The extractatoms function requires a ranktol argument that we have set to 1e-3 in the preceding section. This argument is used to transform the dual variable into a system of polynomials equations whose solutions give the atoms. This transformation uses the SVD decomposition of the matrix of moments and discard the equations corresponding to a singular value lower than ranktol. When this system of equation has an infinite number of solutions, extractatoms concludes that the measure is not atomic. For instance, with maxdegree = 3, we obtain the system $$x + y = 1$$ which contains a whole line of solution.
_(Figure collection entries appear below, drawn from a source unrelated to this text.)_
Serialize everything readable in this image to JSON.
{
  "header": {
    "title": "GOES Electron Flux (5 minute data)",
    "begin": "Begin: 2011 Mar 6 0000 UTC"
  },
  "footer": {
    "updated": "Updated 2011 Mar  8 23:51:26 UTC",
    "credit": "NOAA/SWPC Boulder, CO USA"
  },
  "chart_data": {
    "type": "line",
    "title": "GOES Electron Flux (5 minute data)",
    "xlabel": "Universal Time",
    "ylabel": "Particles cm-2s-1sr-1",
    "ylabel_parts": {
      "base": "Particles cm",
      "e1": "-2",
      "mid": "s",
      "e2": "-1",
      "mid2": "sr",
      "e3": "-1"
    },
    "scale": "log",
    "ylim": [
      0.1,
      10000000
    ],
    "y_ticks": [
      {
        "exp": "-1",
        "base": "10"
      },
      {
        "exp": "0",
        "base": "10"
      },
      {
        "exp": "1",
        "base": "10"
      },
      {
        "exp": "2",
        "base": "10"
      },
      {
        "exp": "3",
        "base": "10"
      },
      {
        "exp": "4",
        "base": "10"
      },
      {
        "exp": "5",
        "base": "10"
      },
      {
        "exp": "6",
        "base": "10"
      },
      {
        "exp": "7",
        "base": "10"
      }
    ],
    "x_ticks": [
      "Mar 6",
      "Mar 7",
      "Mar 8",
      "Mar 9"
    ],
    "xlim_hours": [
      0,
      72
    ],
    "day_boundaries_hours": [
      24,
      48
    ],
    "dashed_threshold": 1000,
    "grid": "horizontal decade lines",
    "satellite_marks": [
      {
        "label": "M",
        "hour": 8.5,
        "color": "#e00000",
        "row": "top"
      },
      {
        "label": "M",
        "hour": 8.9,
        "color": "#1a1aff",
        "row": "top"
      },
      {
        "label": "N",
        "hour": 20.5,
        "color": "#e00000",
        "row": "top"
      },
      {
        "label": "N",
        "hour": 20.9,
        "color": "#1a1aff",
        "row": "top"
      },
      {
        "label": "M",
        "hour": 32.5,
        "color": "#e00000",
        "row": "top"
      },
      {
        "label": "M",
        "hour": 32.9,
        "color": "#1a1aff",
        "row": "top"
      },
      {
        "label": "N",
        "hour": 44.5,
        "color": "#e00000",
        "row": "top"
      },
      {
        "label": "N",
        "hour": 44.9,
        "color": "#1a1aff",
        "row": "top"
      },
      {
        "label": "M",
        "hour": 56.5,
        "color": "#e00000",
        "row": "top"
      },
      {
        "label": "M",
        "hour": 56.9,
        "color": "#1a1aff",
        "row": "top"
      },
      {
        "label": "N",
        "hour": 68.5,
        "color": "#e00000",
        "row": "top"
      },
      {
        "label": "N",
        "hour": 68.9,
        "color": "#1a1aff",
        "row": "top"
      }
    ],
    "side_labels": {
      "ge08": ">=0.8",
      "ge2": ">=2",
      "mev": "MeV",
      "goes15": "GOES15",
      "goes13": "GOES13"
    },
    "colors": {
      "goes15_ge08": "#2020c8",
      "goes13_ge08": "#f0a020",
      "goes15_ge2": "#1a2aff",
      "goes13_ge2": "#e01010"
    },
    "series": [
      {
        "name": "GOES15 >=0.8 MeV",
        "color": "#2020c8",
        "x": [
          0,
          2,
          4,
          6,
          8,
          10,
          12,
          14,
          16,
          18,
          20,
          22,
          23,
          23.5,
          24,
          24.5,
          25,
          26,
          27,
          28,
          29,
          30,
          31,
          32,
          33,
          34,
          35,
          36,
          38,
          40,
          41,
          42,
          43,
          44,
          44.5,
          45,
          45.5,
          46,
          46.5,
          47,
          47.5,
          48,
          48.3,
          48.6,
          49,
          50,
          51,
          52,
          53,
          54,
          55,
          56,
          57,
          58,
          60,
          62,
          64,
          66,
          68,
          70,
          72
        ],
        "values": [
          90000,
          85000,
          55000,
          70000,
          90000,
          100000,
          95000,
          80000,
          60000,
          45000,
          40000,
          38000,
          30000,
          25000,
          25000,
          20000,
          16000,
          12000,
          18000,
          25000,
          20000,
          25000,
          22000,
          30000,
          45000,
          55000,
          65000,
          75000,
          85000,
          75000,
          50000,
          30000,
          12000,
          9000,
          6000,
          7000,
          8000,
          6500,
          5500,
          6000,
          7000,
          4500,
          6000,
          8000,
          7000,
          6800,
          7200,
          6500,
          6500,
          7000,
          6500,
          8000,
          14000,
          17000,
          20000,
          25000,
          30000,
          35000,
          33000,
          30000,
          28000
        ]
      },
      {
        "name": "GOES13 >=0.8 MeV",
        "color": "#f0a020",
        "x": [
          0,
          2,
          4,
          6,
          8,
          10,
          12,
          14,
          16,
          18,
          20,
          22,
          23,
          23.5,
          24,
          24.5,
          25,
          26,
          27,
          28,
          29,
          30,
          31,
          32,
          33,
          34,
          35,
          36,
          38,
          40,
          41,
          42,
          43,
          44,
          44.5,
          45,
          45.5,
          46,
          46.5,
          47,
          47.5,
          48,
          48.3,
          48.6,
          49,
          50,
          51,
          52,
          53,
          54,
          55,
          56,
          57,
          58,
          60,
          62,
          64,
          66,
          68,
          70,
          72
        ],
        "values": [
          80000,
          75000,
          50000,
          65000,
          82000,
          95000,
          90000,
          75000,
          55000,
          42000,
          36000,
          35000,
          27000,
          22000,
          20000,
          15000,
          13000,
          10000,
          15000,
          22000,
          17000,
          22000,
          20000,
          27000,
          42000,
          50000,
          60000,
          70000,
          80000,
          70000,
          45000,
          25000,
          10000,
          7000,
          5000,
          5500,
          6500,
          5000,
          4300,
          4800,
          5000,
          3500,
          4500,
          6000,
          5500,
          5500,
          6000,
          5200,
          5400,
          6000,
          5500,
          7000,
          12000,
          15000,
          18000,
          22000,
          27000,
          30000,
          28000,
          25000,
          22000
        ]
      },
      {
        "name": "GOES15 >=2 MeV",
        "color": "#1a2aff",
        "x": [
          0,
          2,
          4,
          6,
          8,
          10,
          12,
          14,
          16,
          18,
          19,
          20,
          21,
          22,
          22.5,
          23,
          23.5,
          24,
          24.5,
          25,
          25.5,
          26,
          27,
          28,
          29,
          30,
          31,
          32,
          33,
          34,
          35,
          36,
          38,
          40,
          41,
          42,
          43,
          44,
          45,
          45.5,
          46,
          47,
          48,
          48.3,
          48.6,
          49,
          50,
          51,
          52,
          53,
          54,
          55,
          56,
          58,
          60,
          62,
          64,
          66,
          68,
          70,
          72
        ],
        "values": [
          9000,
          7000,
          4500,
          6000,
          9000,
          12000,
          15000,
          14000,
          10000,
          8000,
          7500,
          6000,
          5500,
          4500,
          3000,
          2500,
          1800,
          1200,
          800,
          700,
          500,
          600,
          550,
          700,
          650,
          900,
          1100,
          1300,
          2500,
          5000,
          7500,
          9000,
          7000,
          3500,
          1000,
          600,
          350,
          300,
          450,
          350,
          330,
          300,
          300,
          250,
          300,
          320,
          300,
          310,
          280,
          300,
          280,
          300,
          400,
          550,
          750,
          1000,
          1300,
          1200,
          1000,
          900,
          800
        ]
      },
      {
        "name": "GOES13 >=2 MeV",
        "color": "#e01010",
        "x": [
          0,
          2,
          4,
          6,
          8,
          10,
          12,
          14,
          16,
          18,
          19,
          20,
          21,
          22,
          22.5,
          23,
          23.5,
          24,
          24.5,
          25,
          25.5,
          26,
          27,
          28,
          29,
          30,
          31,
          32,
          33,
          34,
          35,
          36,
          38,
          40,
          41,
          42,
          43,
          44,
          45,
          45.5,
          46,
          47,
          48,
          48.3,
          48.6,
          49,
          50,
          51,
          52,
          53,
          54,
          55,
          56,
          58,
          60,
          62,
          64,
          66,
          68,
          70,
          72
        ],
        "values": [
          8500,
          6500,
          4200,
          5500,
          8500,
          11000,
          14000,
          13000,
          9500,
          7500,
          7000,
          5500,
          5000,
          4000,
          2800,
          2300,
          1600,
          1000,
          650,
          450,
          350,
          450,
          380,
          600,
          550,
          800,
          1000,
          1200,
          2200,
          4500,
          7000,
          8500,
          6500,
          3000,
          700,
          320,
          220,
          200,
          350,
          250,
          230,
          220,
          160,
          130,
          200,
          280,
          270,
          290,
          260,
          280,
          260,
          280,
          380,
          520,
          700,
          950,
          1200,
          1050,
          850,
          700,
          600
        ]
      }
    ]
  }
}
This explains extractatoms returned nothing.

In [11]:
ν3 = moment_matrix(c3)
MultivariateMoments.computesupport!(ν3, 1e-3)

Out[11]:
Algebraic Set defined by 1 equality
-x - 0.9999999999999998*y + 1.0000000000569824 == 0


With maxdegree = 5, we obtain the system \begin{align} x + y & = 1\\ y^2 & = y\\ xy & = 0\\ x^2 + y & = 1 \end{align}

In [12]:
ν5 = moment_matrix(c5)
MultivariateMoments.computesupport!(ν5, 1e-3)

Out[12]:
Algebraic Set defined by 4 equalities
-x - 0.9999999962812296*y + 1.0000000580930948 == 0
-y^2 + 1.0002701267987304*y - 2.7674560303336815e-5 == 0
-x*y - 1.293349230893601e-6*y + 3.3938404378219955e-5 == 0
-x^2 - 1.0002601608230963*y + 1.0002330609868753 == 0


This system can be reduced to the equivalent system \begin{align} x + y & = 1\\ y^2 & = y \end{align} which has the solutions $(0, 1)$ and $(1, 0)$.

In [13]:
SemialgebraicSets.computegröbnerbasis!(ideal(ν5.support))
ν5.support

Out[13]:
Algebraic Set defined by 2 equalities
x + 0.9999999962812296*y - 1.0000000580930948 == 0
y^2 - 1.0002701267987304*y + 2.7674560303336815e-5 == 0


The function extractatoms then reuse the matrix of moments to find the weights $1/2$, $1/2$ corresponding to the diracs centered respectively at $(0, 1)$ and $(1, 0)$. This details the how the function obtained the result $$0.5 \delta(x-1, y) + 0.5 \delta(x, y-1)$$ given in the previous section.